Really nice, I'm going to work at the recursive exturl perl sub (I have a working version yet, but not looping, and I'm working on a looping one which allows users to specify depth - what do I mean with looping? Well, I'll explain it better in my next message ;))

null
01-11-2003, 06:04 PM
Oops!

Thanks mala for doing my job. It was actually my responsibility to explain the pipeline, but you have done it.

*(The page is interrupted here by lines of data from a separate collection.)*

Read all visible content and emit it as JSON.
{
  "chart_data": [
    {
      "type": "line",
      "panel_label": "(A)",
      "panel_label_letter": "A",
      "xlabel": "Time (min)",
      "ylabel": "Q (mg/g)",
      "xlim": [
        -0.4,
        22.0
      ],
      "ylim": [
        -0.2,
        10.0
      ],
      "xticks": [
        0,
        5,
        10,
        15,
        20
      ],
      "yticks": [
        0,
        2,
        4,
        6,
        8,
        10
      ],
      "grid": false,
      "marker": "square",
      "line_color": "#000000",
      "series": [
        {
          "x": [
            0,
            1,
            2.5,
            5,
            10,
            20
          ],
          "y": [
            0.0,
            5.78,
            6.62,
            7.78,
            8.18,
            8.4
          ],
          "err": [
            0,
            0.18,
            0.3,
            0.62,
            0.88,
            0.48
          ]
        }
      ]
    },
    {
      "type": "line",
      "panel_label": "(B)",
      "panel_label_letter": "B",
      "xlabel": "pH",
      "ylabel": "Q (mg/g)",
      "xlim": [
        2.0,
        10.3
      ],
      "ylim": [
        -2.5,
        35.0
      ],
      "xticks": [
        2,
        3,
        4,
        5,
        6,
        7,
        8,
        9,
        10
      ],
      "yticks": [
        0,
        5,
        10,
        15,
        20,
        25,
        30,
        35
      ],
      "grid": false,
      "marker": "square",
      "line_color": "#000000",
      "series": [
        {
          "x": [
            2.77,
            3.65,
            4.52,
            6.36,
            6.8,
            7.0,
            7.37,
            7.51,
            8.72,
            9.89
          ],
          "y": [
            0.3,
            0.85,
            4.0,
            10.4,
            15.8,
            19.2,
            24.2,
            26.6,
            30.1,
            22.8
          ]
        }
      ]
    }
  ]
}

Thanks again, it's a really good analysis - looks like you have something to do with reverse engineering, can that be!?

- Greetz -

null

score
01-11-2003, 10:45 PM
mala: i noticed in one of your posts a - .*? - in a regexp. i'm new to regexps and i understood
- . - means "any char"
- * - means 0 or more times
then, i know - ? - means 0 or 1 'times' (or if you will, 'possibly' this char...)

but i still don't understand what - .*? - does?
(still, i did use it in codes - along you lines - and it helped me a lot....)

could you help?


ps. anyway i found the book "mastering regular expressions in perl" very helpful

mala
01-12-2003, 09:20 AM
mala: i noticed in one of your posts a - .*? - in a regexp. i'm new to regexps and i understood *
- . - means \"any char\" *
- * - means 0 or more times
then, i know - ? - means 0 or 1 'times' (or if you will, 'possibly' this char...)

but i still don't understand what - .*? - does?
(still, i did use it in codes - along you lines - and it helped me a lot....)

could you help?

Sure!

That question mark, used after the asterisk, is the "greedy" operator. Usually, in a regular expression, when you write a .* you mean "match everything" and this is quite a powerful command: if you don't specify the match to be greedy, then everything until the LAST occurrence of the text which follows the .* will match.

As an example:

<a href=".*">

will match both <a href="page.htm"> and <a href="page.htm" target="wherever">, which is not what you want ;)

if, instead, you write

<a href=".*?">

it will match everything between double quotes, stopping at the FIRST double quote it finds.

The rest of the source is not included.